Trump’s trade war on China is killing Huawei’s devices

President Trump’s trade war on China has resulted in Google, Qualcomm, Intel, Broadcom, and Xilinx ending their relationship with Huawei.

Trump signed an executive order effectively banning telecoms equipment from foreign firms deemed a security risk. Shortly after, the US Commerce Department added Huawei to its Entity List. Any US firm wanting to have dealings with a company on the list requires prior approval from the government.

Google was the first to announce the relationship termination. Huawei will lose access to future Android updates as well as Google’s services, but existing devices will continue having access to Google Play and Google Play Protect.

Charlie Dai, a principal analyst at Forrester, said:

“This move will have a critical impact on Huawei’s business around smartphones. Huawei has its own mobile OS as a backup, but it’s not fully ready yet and it’s very difficult to build up the ecosystem as what Huawei has been doing on Android.

It’s no good for consumers around the world, and it’s a pity that customer value – facilitated by the open-source spirit – is now ruined by politics.”

Intel, Qualcomm, Broadcom, and Xilinx have all told employees they will no longer supply Huawei.

Qualcomm supplies chipsets and modems for Huawei’s budget smartphones.

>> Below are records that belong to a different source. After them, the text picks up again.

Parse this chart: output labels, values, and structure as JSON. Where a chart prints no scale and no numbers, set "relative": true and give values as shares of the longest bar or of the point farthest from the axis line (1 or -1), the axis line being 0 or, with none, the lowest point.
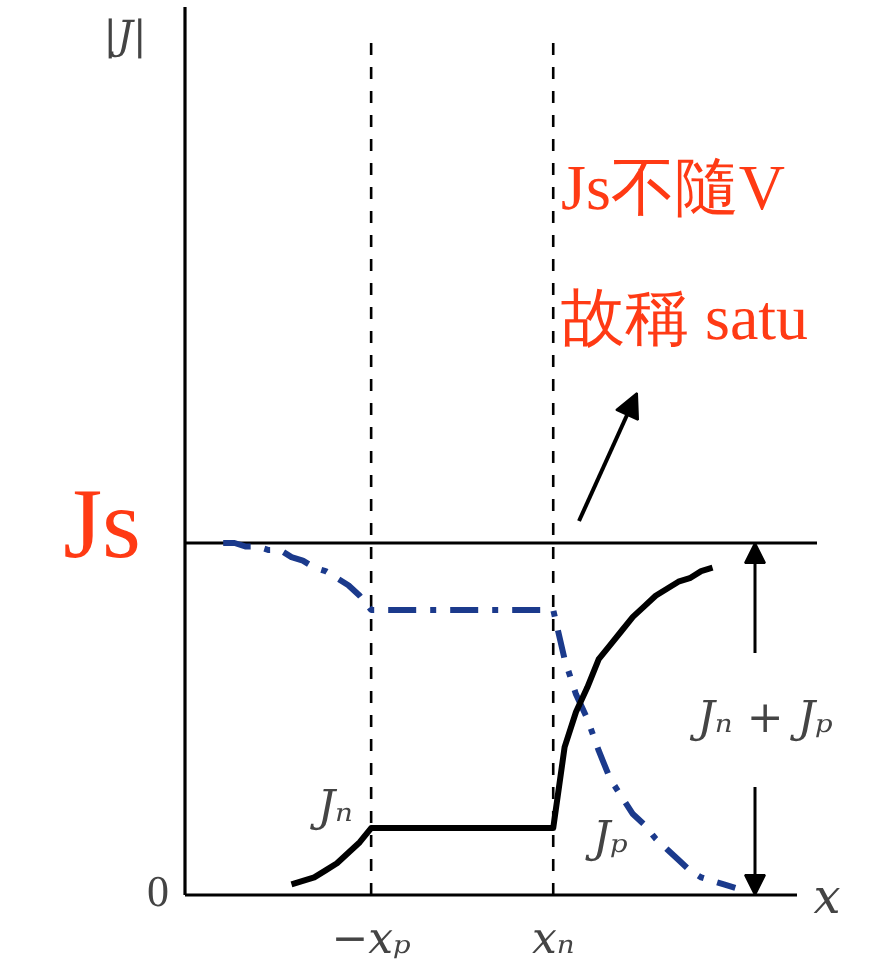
{
  "chart_data": {
    "type": "line",
    "relative": true,
    "xlabel": "x",
    "annotations": [
      "|J|",
      "Js不隨V",
      "故稱 satu",
      "Jₙ + Jₚ",
      "0"
    ],
    "categories": [
      null,
      null,
      null,
      null,
      null,
      null,
      null,
      null,
      null,
      null,
      null,
      null,
      null,
      "−xₚ",
      null,
      null,
      null,
      null,
      null,
      null,
      null,
      null,
      null,
      null,
      null,
      null,
      null,
      null,
      null,
      "xₙ",
      null,
      null,
      null,
      null,
      null,
      null,
      null,
      null,
      null,
      null,
      null,
      null,
      null,
      null,
      null,
      null
    ],
    "series": [
      {
        "name": "Jₚ",
        "color": "#1b3a8c",
        "line_style": "dashdot",
        "values": [
          1.0,
          1.0,
          0.99,
          0.99,
          0.98,
          0.98,
          0.96,
          0.95,
          0.93,
          0.92,
          0.9,
          0.88,
          0.85,
          0.81,
          0.81,
          0.81,
          0.81,
          0.81,
          0.81,
          0.81,
          0.81,
          0.81,
          0.81,
          0.81,
          0.81,
          0.81,
          0.81,
          0.81,
          0.81,
          0.81,
          0.67,
          0.57,
          0.5,
          0.41,
          0.33,
          0.28,
          0.23,
          0.2,
          0.16,
          0.13,
          0.1,
          0.07,
          0.05,
          0.04,
          0.03,
          0.02
        ]
      },
      {
        "name": "Jₙ",
        "color": "#000000",
        "line_style": "solid",
        "values": [
          null,
          null,
          null,
          null,
          null,
          null,
          0.03,
          0.04,
          0.05,
          0.07,
          0.09,
          0.12,
          0.15,
          0.19,
          0.19,
          0.19,
          0.19,
          0.19,
          0.19,
          0.19,
          0.19,
          0.19,
          0.19,
          0.19,
          0.19,
          0.19,
          0.19,
          0.19,
          0.19,
          0.19,
          0.42,
          0.52,
          0.59,
          0.67,
          0.71,
          0.75,
          0.79,
          0.82,
          0.85,
          0.87,
          0.89,
          0.9,
          0.92,
          0.93,
          null,
          null
        ]
      }
    ],
    "ref_lines": [
      {
        "axis": "y",
        "value": 1,
        "label": "Js",
        "color": "#000000",
        "line_style": "solid"
      },
      {
        "axis": "x",
        "value": "−xₚ",
        "color": "#000000",
        "line_style": "dashed"
      },
      {
        "axis": "x",
        "value": "xₙ",
        "color": "#000000",
        "line_style": "dashed"
      }
    ]
  }
}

Huawei’s more premium devices use Kirin processors developed in-house.

Intel, meanwhile, supplies processors for Huawei’s laptops and servers. This decision extends the impact on Huawei’s consumer division beyond smartphones.

The consumer business of Huawei became its most abundant source of revenue last year; driven by well-received devices such as the P30 Pro. Here’s a breakdown of Huawei’s revenue sources from its 2018 annual report:

huawei-consumers-biz

Huawei is the world’s second largest smartphone manufacturer; overtaking Apple in Q1 2019 as its volumes increased by nearly 50% year-on-year. The company’s telecoms infrastructure business has often come under fire by the US over national security concerns, but its consumer division had been relatively unscathed.

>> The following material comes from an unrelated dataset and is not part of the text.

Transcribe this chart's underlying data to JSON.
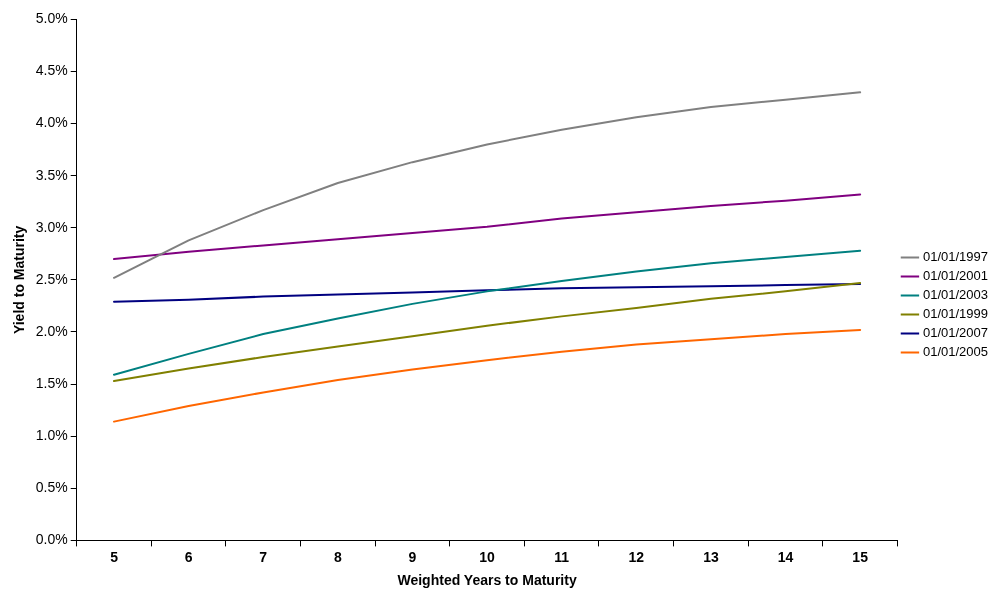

Shobhit Srivastava, a research analyst at Counterpoint, said last month:

“Huawei became the second largest smartphone brand by shipments without a significant presence in an important market like the United States. It was also the fastest growing brand among the top 10. At this pace, we expect Huawei to remain ahead of Apple at the end of 2019.

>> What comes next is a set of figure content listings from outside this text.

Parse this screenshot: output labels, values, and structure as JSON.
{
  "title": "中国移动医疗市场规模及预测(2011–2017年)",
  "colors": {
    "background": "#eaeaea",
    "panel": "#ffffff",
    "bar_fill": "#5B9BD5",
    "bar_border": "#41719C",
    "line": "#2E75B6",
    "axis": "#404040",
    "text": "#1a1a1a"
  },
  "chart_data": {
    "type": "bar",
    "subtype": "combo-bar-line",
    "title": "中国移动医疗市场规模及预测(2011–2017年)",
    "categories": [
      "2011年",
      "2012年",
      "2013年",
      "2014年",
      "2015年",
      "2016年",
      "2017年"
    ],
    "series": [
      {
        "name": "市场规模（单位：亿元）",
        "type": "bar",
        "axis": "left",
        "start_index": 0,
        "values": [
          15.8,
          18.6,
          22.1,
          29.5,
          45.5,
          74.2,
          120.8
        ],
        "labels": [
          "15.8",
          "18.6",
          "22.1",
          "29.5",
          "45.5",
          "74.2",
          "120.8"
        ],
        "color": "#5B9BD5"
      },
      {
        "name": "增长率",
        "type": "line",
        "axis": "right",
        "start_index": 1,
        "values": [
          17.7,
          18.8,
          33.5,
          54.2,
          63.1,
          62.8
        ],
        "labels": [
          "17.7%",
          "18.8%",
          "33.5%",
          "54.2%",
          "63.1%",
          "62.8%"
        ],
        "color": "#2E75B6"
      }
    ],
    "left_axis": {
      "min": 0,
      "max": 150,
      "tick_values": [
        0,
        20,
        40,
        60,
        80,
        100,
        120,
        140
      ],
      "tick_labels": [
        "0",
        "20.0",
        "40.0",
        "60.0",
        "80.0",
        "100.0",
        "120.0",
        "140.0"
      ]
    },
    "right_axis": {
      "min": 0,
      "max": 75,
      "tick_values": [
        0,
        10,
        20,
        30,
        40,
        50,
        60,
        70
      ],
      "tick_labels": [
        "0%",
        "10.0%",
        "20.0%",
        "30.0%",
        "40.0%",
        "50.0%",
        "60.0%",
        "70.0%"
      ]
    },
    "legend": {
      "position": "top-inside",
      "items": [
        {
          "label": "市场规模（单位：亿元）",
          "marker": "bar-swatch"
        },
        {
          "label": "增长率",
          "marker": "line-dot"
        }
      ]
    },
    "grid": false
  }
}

What has helped Huawei is the pace of its innovations. It was the first to introduce features like reverse wireless charging, onboard AI, advanced camera, and more. A dual-brand (HONOR) strategy has helped Huawei build a connection to younger profile consumers and gain additional market share in a sluggish Chinese market.

Huawei is now a match for Samsung in smartphone hardware. Like Samsung and Apple, Huawei also is becoming increasingly vertically integrated. We believe it is Huawei that Samsung should be worrying about rather than Apple.”

As noted by Srivastava, the US is not a big market for Huawei. Most smartphones in the US are purchased using carrier subsidies, but operators have been unwilling to partner with Huawei over threats of making them ineligible for government contracts.

AT&T was due to announce a carrier partnership with Huawei during CES 2018, but the carrier famously pulled out last second. CEO Richard Yu used the stage to express his frustration with the US market.

On Huawei's smartphones being distributed by US carriers, Yu said on-stage: “Unfortunately at this time we cannot. It’s a big loss for consumers because they don’t have the best choice for devices.”

“We’ve won the trust of the Chinese carriers,” Yu told the crowd. “We’ve also won spots on all of the European carriers.”

The decisions of Google, Intel, Qualcomm, Broadcom, and Xilinx will be devastating for Huawei’s consumer business. With the company also facing a fierce battle with its telecoms business, it’s hard to see how Huawei can overcome this unless there's a resolution to the US-China trade war.

Excluding a player like Huawei will hit the Android ecosystem and its developers. However, a loss for Android is a win for iOS.